Le journaliste, tisseur de liens

3 Sep, 2021 | FAMILLE, SOLIDARITÉS & SOCIÉTÉ, MEDIAS & COMMUNICATION, TÉMOIGNAGES, TRAVAIL

Elisabeth Segard est journaliste pour la presse régionale, à Tours, et créatrice du blog Le Cas Stelda, consacré à l’analyse des tendances et au marketing.

Cet article est issu du livre  « Société de Bien Commun vol.2, révéler l’humanité, combattre l’inhumanité ».

“La majorité des belles initiatives associatives, économiques ou humaines sont discrètes et il faut tendre l’oreille pour les entendre puis les partager via notre média.”

Elisabeth Segard
journaliste

Elisabeth Segard : “Un jour que j’interviewais un professeur de yoga, il me dit en souriant : Vous savez que vous aussi, vous faites du yoga ? Yoga signifie lien et vous créez un lien entre les hommes. En quelques mots, il avait résumé l’essence de mon métier. Le journaliste parle des uns aux autres, décloisonne les couches de la société, révèle les histoires cachées pour aider les hommes à se rencontrer et à mieux comprendre le monde qui les entoure. La méconnaissance crée souvent de l’incompréhension, qui elle-même engendre de la rancœur ou de la colère. Ouvrir des portes entre les métiers, les classes sociales, les religions, c’est ouvrir les cœurs et permettre à chacun de comprendre ce que vit l’autre.
Nous sommes un réflecteur des initiatives, bonnes ou mauvaises. Je suis le miroir de la vie, ce que je sais, je l’écris… chantait le grand reporter Jean-Pax Mefret dans les années 80. Il était bien seul à le penser déjà, à l’époque, et c’est sans doute ce qui a abîmé le métier de journaliste. Trop occupés à réécrire le monde selon leurs propres envies, à lui insuffler leurs préceptes, leurs choix politiques et leurs valeurs morales, beaucoup de journalistes ne reflètent plus le monde dans lequel ils vivent mais leur propre prisme.

Être un traducteur

Je crois qu’il faut beaucoup d’amour pour être journaliste. Celui qui n’aime pas les autres examinera ses interlocuteurs de haut, comme des fourmis dans un bocal. Mais ces hommes et ces femmes dont nous rapportons le quotidien ne sont pas des sujets d’observation, ce sont des personnes qui saignent, s’émerveillent, espèrent, nous confient leurs attentes, leurs souffrances, et qui, souvent, n’ont pas de voix. Le journaliste est leur haut-parleur. Il est aussi leur traducteur. Quand nous écrivons, nous devons toujours garder en tête que nous parlons d’un homme à d’autres hommes et chacun peut être touché par nos mots. Ce n’est pas par coquetterie qu’on demande aux rédacteurs de maîtriser les champs lexicaux et les nuances du vocabulaire : utiliser un adjectif plutôt qu’un autre peut transformer le regard du lecteur. Il faut aimer ses congénères et avoir plaisir à parler d’eux. Mais il faut aussi s’effacer, garder ses émotions pour laisser ses interlocuteurs s’exprimer sans craindre d’être jugés. Qu’il soit assassin, policier, instituteur, parent violent, patron influent, politique…
Hubert Beuve-Méry, fondateur du journal Le Monde, résumait ainsi notre métier : Le journalisme, c’est le contact et la distance. Cet amour, cette empathie, entraîne le respect de la liberté de pensée des lecteurs et des auditeurs. Nous leur racontons ce que nous avons vu et entendu, à eux de juger. Moi, journaliste, je ne produis rien, ne soigne ni ne nourris personne. Je suis un médium. Je traverse les univers et les renvoie l’un vers l’autre.

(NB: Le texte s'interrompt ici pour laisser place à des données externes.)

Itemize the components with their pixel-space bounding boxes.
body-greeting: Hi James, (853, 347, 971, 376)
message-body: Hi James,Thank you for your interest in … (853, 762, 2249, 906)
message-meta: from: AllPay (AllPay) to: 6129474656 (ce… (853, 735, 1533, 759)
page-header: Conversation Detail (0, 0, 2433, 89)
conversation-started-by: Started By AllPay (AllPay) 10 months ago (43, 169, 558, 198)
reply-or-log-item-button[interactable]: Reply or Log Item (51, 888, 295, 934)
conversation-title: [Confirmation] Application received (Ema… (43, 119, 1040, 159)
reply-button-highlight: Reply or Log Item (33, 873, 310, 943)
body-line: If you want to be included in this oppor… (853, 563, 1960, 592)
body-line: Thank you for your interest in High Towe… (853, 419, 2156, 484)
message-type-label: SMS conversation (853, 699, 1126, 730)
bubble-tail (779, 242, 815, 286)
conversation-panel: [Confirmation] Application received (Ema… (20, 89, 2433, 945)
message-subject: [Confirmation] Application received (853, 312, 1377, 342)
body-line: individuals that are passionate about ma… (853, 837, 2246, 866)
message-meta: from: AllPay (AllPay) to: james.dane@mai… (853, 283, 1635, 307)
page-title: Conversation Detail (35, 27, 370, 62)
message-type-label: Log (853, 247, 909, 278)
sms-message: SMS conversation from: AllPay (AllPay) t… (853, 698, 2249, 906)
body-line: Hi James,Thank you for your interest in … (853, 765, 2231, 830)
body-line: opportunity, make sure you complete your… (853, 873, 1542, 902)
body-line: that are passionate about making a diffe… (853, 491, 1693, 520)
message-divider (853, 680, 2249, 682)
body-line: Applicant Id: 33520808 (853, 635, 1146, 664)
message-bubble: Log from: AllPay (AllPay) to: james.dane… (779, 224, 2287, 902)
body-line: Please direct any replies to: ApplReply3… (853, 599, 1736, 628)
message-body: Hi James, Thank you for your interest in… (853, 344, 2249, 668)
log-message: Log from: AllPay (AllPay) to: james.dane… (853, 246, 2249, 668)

Entendre la vie qui se joue

Quand ses journalistes proposaient un sujet, l’ancien patron du Parisien leur demandait d’aller d’abord en parler à quelques passants, dans la rue. Et si plusieurs ne le connaissaient pas, il demandait à ses reporters de bien réfléchir à l’intérêt d’en parler. C’était sa façon d’éviter l’entre soi, l’une des grandes tentations des journalistes. Nous devons être au cœur du monde, partout, au quotidien, et pas seulement sur les terrains de guerre ou dans les manifestations. Nous devons entendre la vie qui se joue, jour après jour, dans une ferme, dans une usine, dans une
école, dans une boulangerie, dans un atelier d’artiste. Les médias ne produisent rien mais en cherchant et en relayant les beautés de la vie, ils participent à construire une société bienveillante et positive. La majorité des belles initiatives associatives, économiques ou humaines sont discrètes et il faut tendre l’oreille pour les entendre
puis les partager via notre média. C’est en écoutant une maman à la sortie de l’école ou un voisin de table au bistrot que nous apprendrons que telle entreprise embauche ou que cet artisan perpétue un savoir-faire unique en France. Ainsi, c’est en discutant avec un infirmier, chez des amis, que j’ai découvert la réalité des soins psychiatriques à domicile. C’est en échangeant avec un graphiste que j’ai découvert la Semaine de la petite enfance.

La seule question est de savoir comment faire pour que les journalistes, qu’ils soient ou qu’ils ne soient pas disposés à la vertu, aient intérêt à être journalistiquement vertueux et qu’ils conçoivent le service public qui leur incombe comme un véritable service du public au lieu de le réduire à la pure et simple soumission au public, c’est-à-dire au marché, à la loi de l’audimat. soulignent Claude Angeli, chroniqueur au Canard enchaîné et Pierre-Édouard Deldique, journaliste à Radio France international, dans leur ouvrage Les plaisirs du journalisme. Pour exister sainement, les médias ne doivent pas s’appuyer sur des institutions mais sur leurs lecteurs. C’est à eux qu’ils s’adressent. Un bon média trouve son public : on le voit avec les lancements réussis des magazines Six Mois, Society, Le 1, ou encore 180°C, qui ont atteint très rapidement leur équilibre. De son côté, Le Canard enchaîné, grand-père de la presse française, montre encore, à cent ans passés, une forme financière enviable. Il ne perçoit pourtant aucun revenu publicitaire, ne monétise aucun partenariat. Son secret ? Il fait son travail, c’est-à-dire de la collecte et de la révélation d’informations. Même si ce journal est très critique et présente souvent la pire facette de l’humain, il pratique un journalisme sain : il vend ce qu’il produit (de l’information) et non le temps de cerveau disponible de ses lecteurs.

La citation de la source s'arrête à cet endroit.